ISLAMABAD: Federal Minister for Planning Ahsan Iqbal on Monday downplayed the 100-day plan unveiled by the opposition Pakistan Tehreek-i-Insaf (PTI) a day earlier.

Addressing a press conference here on Monday, he said Imran Khan should first explain his party’s performance of 1,825 days in Khyber Pakhtunkhwa.

“KP could not copy Punjab because it requires wisdom which they do not have, as the situation in Peshawar has exposed them when they started constructing Metro Bus, which actually turned the city into ruins,” he said.

The minister said that Pakistan had plunged itself into wrong wars and there was a need to shift the focus from geo-strategic to geo-economics for achieving progress.

He highlighted the decisions of a meeting which reviewed the progress of the China-Pakistan Economic Corridor (CPEC) before the end of the PML-N government’s tenure. The Chinese ambassador to Pakistan also attended the meeting.
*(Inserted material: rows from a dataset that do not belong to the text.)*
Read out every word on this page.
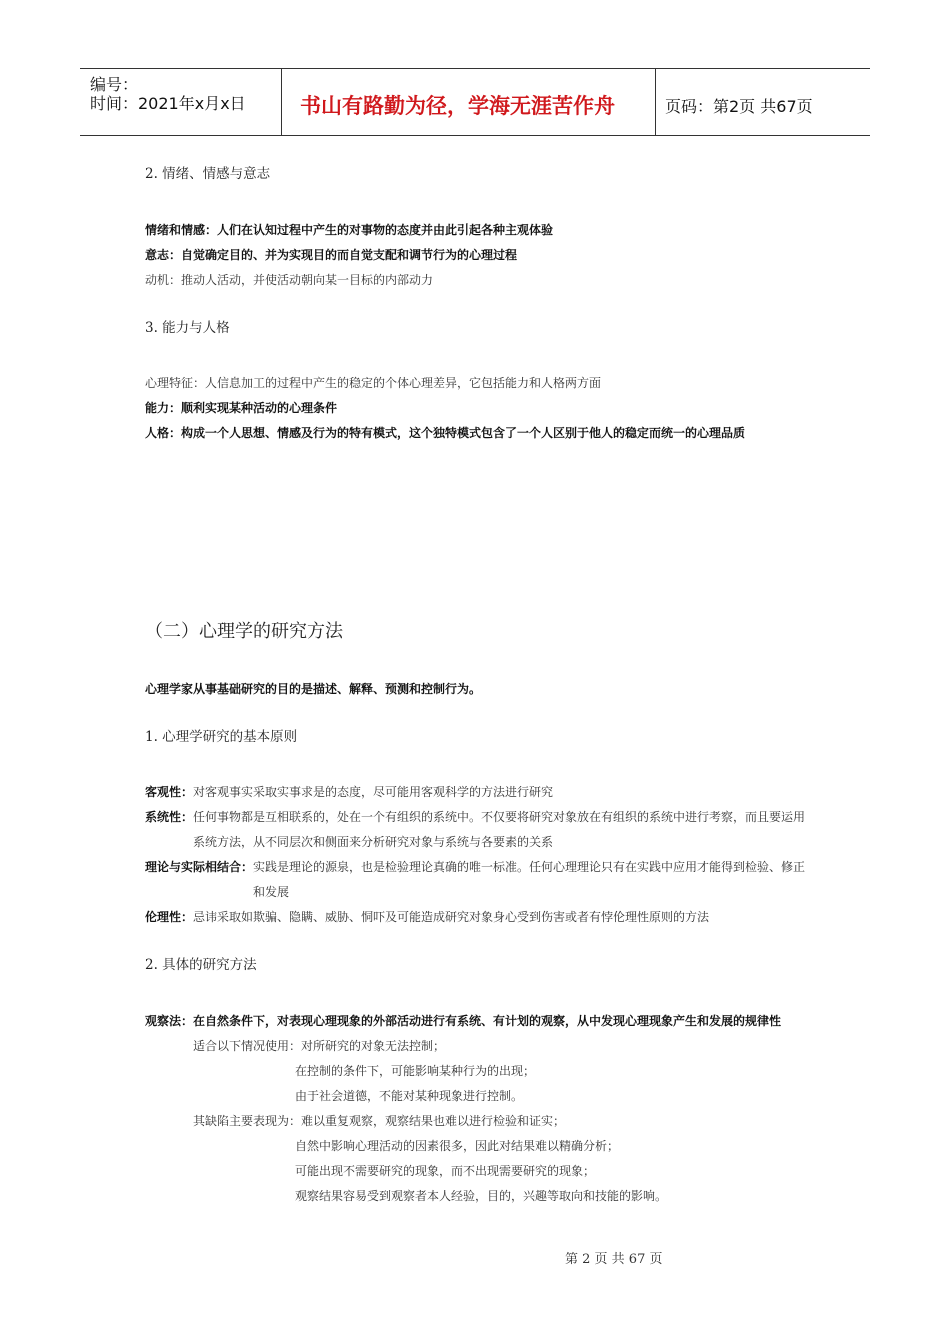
编号：
时间：2021年x月x日	书山有路勤为径，学海无涯苦作舟	页码：第2页 共67页
2. 情绪、情感与意志
情绪和情感：人们在认知过程中产生的对事物的态度并由此引起各种主观体验
意志：自觉确定目的、并为实现目的而自觉支配和调节行为的心理过程
动机：推动人活动，并使活动朝向某一目标的内部动力
3. 能力与人格
心理特征：人信息加工的过程中产生的稳定的个体心理差异，它包括能力和人格两方面
能力：顺利实现某种活动的心理条件
人格：构成一个人思想、情感及行为的特有模式，这个独特模式包含了一个人区别于他人的稳定而统一的心理品质
（二）心理学的研究方法
心理学家从事基础研究的目的是描述、解释、预测和控制行为。
1. 心理学研究的基本原则
客观性：对客观事实采取实事求是的态度，尽可能用客观科学的方法进行研究
系统性：任何事物都是互相联系的，处在一个有组织的系统中。不仅要将研究对象放在有组织的系统中进行考察，而且要运用
系统方法，从不同层次和侧面来分析研究对象与系统与各要素的关系
理论与实际相结合：实践是理论的源泉，也是检验理论真确的唯一标准。任何心理理论只有在实践中应用才能得到检验、修正
和发展
伦理性：忌讳采取如欺骗、隐瞒、威胁、恫吓及可能造成研究对象身心受到伤害或者有悖伦理性原则的方法
2. 具体的研究方法
观察法：在自然条件下，对表现心理现象的外部活动进行有系统、有计划的观察，从中发现心理现象产生和发展的规律性
适合以下情况使用：对所研究的对象无法控制；
在控制的条件下，可能影响某种行为的出现；
由于社会道德，不能对某种现象进行控制。
其缺陷主要表现为：难以重复观察，观察结果也难以进行检验和证实；
自然中影响心理活动的因素很多，因此对结果难以精确分析；
可能出现不需要研究的现象，而不出现需要研究的现象；
观察结果容易受到观察者本人经验，目的，兴趣等取向和技能的影响。
第 2 页 共 67 页
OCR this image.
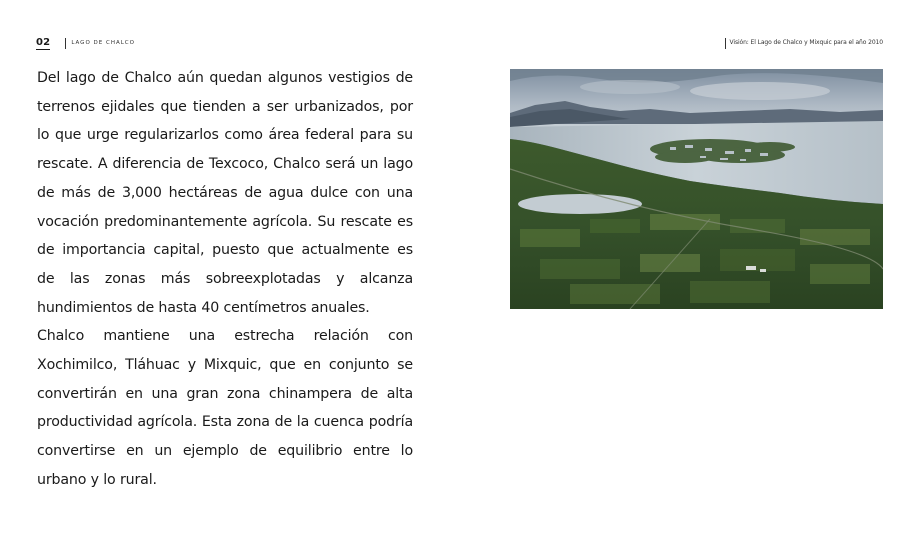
02	LAGO DE CHALCO	Visión: El Lago de Chalco y Mixquic para el año 2010

Del lago de Chalco aún quedan algunos vestigios de terrenos ejidales que tienden a ser urbanizados, por lo que urge regularizarlos como área federal para su rescate. A diferencia de Texcoco, Chalco será un lago de más de 3,000 hectáreas de agua dulce con una vocación predominantemente agrícola. Su rescate es de importancia capital, puesto que actualmente es de las zonas más sobreexplotadas y alcanza hundimientos de hasta 40 centímetros anuales.

Chalco mantiene una estrecha relación con Xochimilco, Tláhuac y Mixquic, que en conjunto se convertirán en una gran zona chinampera de alta productividad agrícola. Esta zona de la cuenca podría convertirse en un ejemplo de equilibrio entre lo urbano y lo rural.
Says China Aid will finance over $8bn railway line, Karachi Circular Railway and other CPEC projects

Mr Iqbal said that China had recently established a support agency — China Aid — to finance several CPEC projects, including development of railway line ML-1, the Karachi Circular Railway and other projects.

He said the CPEC review meeting considered the Master Plan for Gwadar under which it was projected that the population of the port city would go up from existing slightly over 100,000 to 300,000 by 2025 and to 400,000 by 2035 and would touch two million by 2050.

Regarding ML-1, the minister said Pakistan had sought concessional funding for the construction of over $8 billion railway line from Peshawar to Karachi, but the conversion of the China’s commerce ministry to China Aid caused delay in completion of the project, but now Beijing had assured to expedite the process.

He said the ministries, divisions and departments had been directed to complete feasibility studies and other procedural requirements before the coming general elections so that the next government could resume work of CPEC projects without any further delay.

“We have energised projects worth $30 billion in three years and the figure could have touched $40bn if the PTI sit-ins in 2014 had not wasted one year,” he added.

Regarding establishment of Special Economic Zones (SEZs), Mr Iqbal said that the Board of Investment and other agencies concerned had been directed to analyse incentive packages being offered by Cambodia, Vietnam and other countries so that industries relocated from China could be incentivised.

He said the SEZ in Islamabad would be constructed along the new Islamabad Airport as land in the range of 100,000 acres was not available at one place in the federal capital.

“We have instructed the authorities concerned to construct the SEZ in the jurisdiction of the new airport even outside the Islamabad territory in order to align the cargo with the airport,” he added.